Die ist auch wichtig. Aber wir brauchen auch Leichte Sprache in der Behandlung und vor allem mehr Zeit, die sich auch in der Vergütung widerspiegelt. In der Aus- und Weiterbildung müssen Ärztinnen und Ärzte mehr lernen über Menschen mit intellektuellen Beeinträchtigungen. Gerade für erwachsene schwerstmehrfachbehinderte Menschen brauchen wir flächendeckend medizinische Zentren, und wir müssen dafür sorgen, dass Menschen mit intellektuellen Beeinträchtigungen Zugang zu Prävention haben wie alle anderen auch.
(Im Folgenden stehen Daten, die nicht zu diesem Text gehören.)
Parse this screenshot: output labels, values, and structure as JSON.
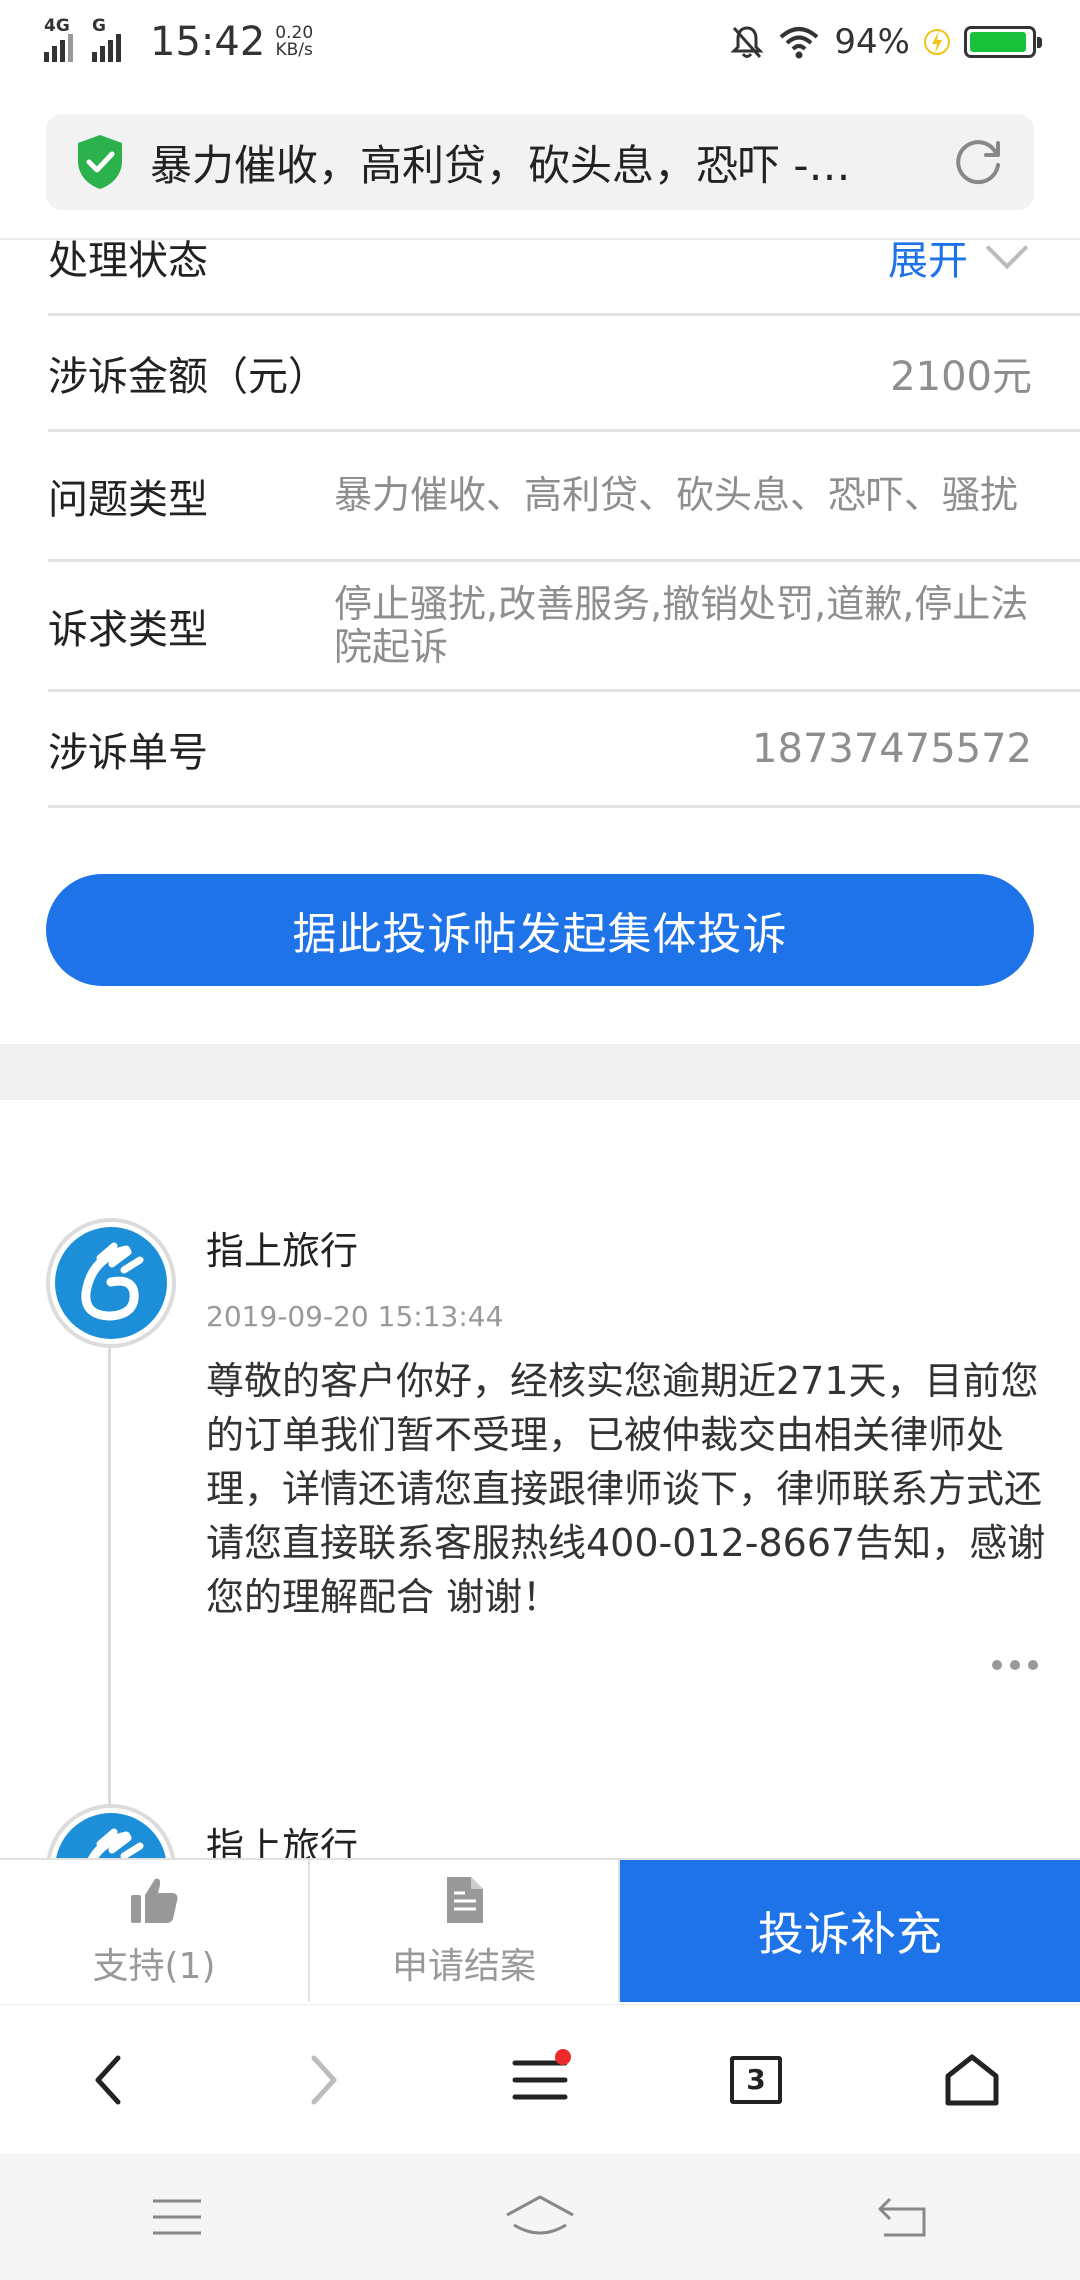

Angesichts riesiger Reformvorhaben: Hat der Gesundheitsminister die Gruppe, über die wir grad sprechen, überhaupt auf dem Zettel?

Das Gesundheitsministerium muss nach dem Koalitionsvertrag einen Aktionsplan vorlegen für ein diverses, nachhaltiges, barrierefreies Gesundheitswesen. Das ist jetzt auch angelaufen. Natürlich kann auch der Gesundheitsminister keine 24 Stunden am Tag arbeiten, also ist das eine Frage der Priorisierung. Ich lege großen Wert darauf, dass da jetzt etwas passiert, und ich bin damit nicht alleine. Ich bin Teil des Drucks, der nötig ist, um den Staat daran zu erinnern, dass Menschen mit intellektuellen Beeinträchtigungen bislang nicht die gleichen Rechte haben.

Teilhabeempfehlungen – das klingt auch ein bisschen nach Schublade. Woher nehmen Sie die Hoffnung, dass die auch fruchten?

Ich habe 2019 die ersten Teilhabeempfehlungen abgegeben und stelle jetzt fest, dass sich manche in Gesetzen wiederfinden – Stichwort Assistenz im Krankenhaus oder Einführung einer vierten Stufe der Ausgleichsabgabe für beschäftigungspflichtige Unternehmen, die keinen einzigen Menschen mit Schwerbehinderung beschäftigen. Auch im Koalitionsvertrag ist in Sachen Teilhabe mehr verabredet worden als in der Legislatur davor. Jetzt geht es darum, auch zu liefern.